Premalabai Chavan (2 July 1918 – 8 July 2003) was an Indian politician and was a member of the Lok Sabha and the Rajya Sabha. The Founder-President of the All India Women's Cricket Association, she was involved in various other activities that contributed to the welfare of women in Indian society. Premalakaki Chavan is notable for holding the record for the most number of representations (four) in the Lok Sabha and the Rajya Sabha, by a female M.P. from Maharashtra.

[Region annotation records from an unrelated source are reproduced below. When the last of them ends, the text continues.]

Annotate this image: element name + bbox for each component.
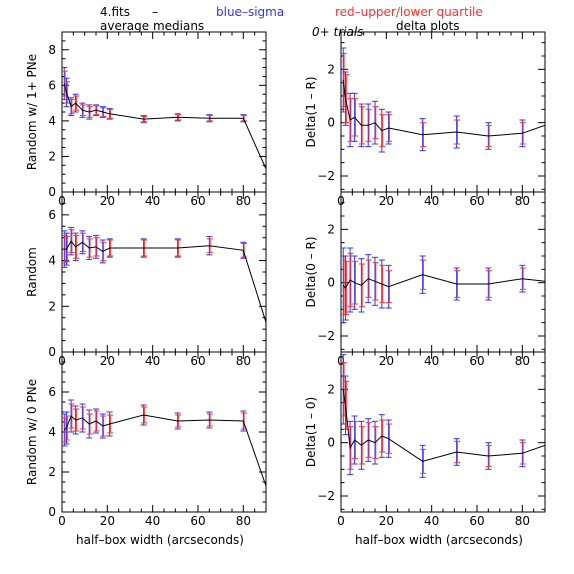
x-tick-label: 60 bbox=[190, 354, 205, 368]
y-tick-label: 6 bbox=[48, 78, 56, 92]
panel-frame bbox=[340, 191, 546, 353]
x-tick-label: 40 bbox=[424, 354, 439, 368]
x-tick-label: 20 bbox=[100, 514, 115, 528]
y-tick-label: 0 bbox=[327, 276, 335, 290]
y-axis-label: Delta(1 – 0) bbox=[304, 397, 318, 467]
median-line bbox=[342, 389, 545, 462]
y-tick-label: 0 bbox=[327, 436, 335, 450]
y-axis-label: Random w/ 0 PNe bbox=[25, 379, 39, 485]
blue-sigma-legend: blue–sigma bbox=[216, 5, 284, 19]
panel-frame bbox=[61, 31, 267, 193]
y-tick-label: −2 bbox=[317, 489, 335, 503]
median-line bbox=[63, 414, 266, 487]
y-tick-label: 2 bbox=[327, 382, 335, 396]
data-layer bbox=[341, 354, 545, 478]
panel-frame bbox=[61, 351, 267, 513]
median-line bbox=[342, 274, 545, 289]
y-tick-label: 0 bbox=[327, 116, 335, 130]
data-layer bbox=[62, 226, 266, 323]
data-layer bbox=[62, 399, 266, 487]
header-dash: – bbox=[152, 5, 158, 19]
x-tick-label: 60 bbox=[469, 514, 484, 528]
median-line bbox=[342, 79, 545, 137]
median-line bbox=[63, 83, 266, 170]
x-tick-label: 40 bbox=[145, 354, 160, 368]
x-tick-label: 20 bbox=[379, 514, 394, 528]
panel-frame bbox=[61, 191, 267, 353]
y-tick-label: 2 bbox=[48, 149, 56, 163]
y-tick-label: 2 bbox=[327, 62, 335, 76]
x-axis-label: half–box width (arcseconds) bbox=[76, 533, 244, 547]
panel-frame bbox=[340, 351, 546, 513]
y-tick-label: −2 bbox=[317, 329, 335, 343]
y-tick-label: 0 bbox=[48, 345, 56, 359]
x-tick-label: 80 bbox=[236, 354, 251, 368]
x-tick-label: 60 bbox=[190, 514, 205, 528]
red-quartile-legend: red–upper/lower quartile bbox=[335, 5, 483, 19]
y-tick-label: 2 bbox=[48, 465, 56, 479]
x-tick-label: 60 bbox=[190, 194, 205, 208]
data-layer bbox=[341, 47, 545, 153]
panel-5: 0 20 40 60 80 0 2 4 6 Random w/ 0 PNe half–box wid… bbox=[25, 351, 267, 547]
x-axis-label: half–box width (arcseconds) bbox=[355, 533, 523, 547]
y-tick-label: 4 bbox=[48, 254, 56, 268]
file-label: 4.fits bbox=[100, 5, 130, 19]
y-axis-label: Random bbox=[25, 247, 39, 297]
x-tick-label: 60 bbox=[469, 354, 484, 368]
x-tick-label: 0 bbox=[337, 514, 345, 528]
y-tick-label: −2 bbox=[317, 169, 335, 183]
x-tick-label: 0 bbox=[58, 514, 66, 528]
y-tick-label: 6 bbox=[48, 208, 56, 222]
x-tick-label: 40 bbox=[424, 194, 439, 208]
x-tick-label: 40 bbox=[145, 514, 160, 528]
x-tick-label: 20 bbox=[100, 354, 115, 368]
trials-label: 0+ trials bbox=[312, 25, 363, 39]
x-tick-label: 80 bbox=[515, 194, 530, 208]
x-tick-label: 20 bbox=[379, 194, 394, 208]
y-tick-label: 6 bbox=[48, 385, 56, 399]
y-axis-label: Delta(1 – R) bbox=[304, 77, 318, 148]
x-tick-label: 40 bbox=[145, 194, 160, 208]
y-tick-label: 4 bbox=[48, 425, 56, 439]
y-tick-label: 4 bbox=[48, 114, 56, 128]
x-tick-label: 80 bbox=[515, 514, 530, 528]
x-tick-label: 20 bbox=[100, 194, 115, 208]
right-column-title: delta plots bbox=[396, 19, 459, 33]
y-tick-label: 0 bbox=[48, 505, 56, 519]
x-tick-label: 40 bbox=[424, 514, 439, 528]
x-tick-label: 20 bbox=[379, 354, 394, 368]
y-axis-label: Delta(0 – R) bbox=[304, 237, 318, 308]
median-line bbox=[64, 240, 266, 323]
y-tick-label: 2 bbox=[48, 299, 56, 313]
data-layer bbox=[62, 67, 266, 170]
y-axis-label: Random w/ 1+ PNe bbox=[25, 54, 39, 170]
left-column-title: average medians bbox=[100, 19, 204, 33]
y-tick-label: 0 bbox=[48, 185, 56, 199]
x-tick-label: 80 bbox=[515, 354, 530, 368]
y-tick-label: 8 bbox=[48, 43, 56, 57]
data-layer bbox=[341, 247, 545, 324]
x-tick-label: 80 bbox=[236, 194, 251, 208]
panel-frame bbox=[340, 31, 546, 193]
x-tick-label: 60 bbox=[469, 194, 484, 208]
y-tick-label: 2 bbox=[327, 222, 335, 236]
x-tick-label: 80 bbox=[236, 514, 251, 528]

Chavan was born to the M. N. Rao Jagdale in the Baroda district of Gujarat. She completed her primary and secondary education at S.N.D.T. in Indore, after which she went to St. Xavier's College Bombay, where she received a Diploma in Montessori Education. Premalakaki married Dajisaheb Chavan on 27 April 1942. She was the mother of the ex-Chief Minister of Maharashtra, Prithviraj Chavan, along with Nirupama Ajitrao Yadav and Vidlyulata Vyankatrao Ghorpade.
Chavan was a member of the Peasants and Workers Party of Maharashtra from 1952-60. Later, she represented the Indian National Congress party in the Fifth Lok Sabha (1971–77), the Sixth Lok Sabha (1977–79), the Eighth Lok Sabha (1984–89), and the Rajya Sabha (1980–84). After her husband's death, she was elected unopposed to the Lok Sabha in a by-poll in 1973. She was re-elected from the Karad constituency for the next three terms. After the post-emergency split in the Congress, when many party veterans in the state aligned with the congress led by Devraj Urs, Chavan chose to remain with Indira Gandhi and also served as the Congress(i) State President at that time. When Indira Gandhi returned to power in 1980, she nominated Premalakaki to Rajya Sabha in 1981. Chavan was re-elected to the Lok Sabha from Karad in 1989. Premalakaki retired from politics in 1991 when Rajiv Gandhi asked her son to continue the family's political legacy in parliament.
Premala Chavan participated in the Lok Sabha until 1991, until which point she had contested from her late constituency and served in the same capacity for all consecutive terms.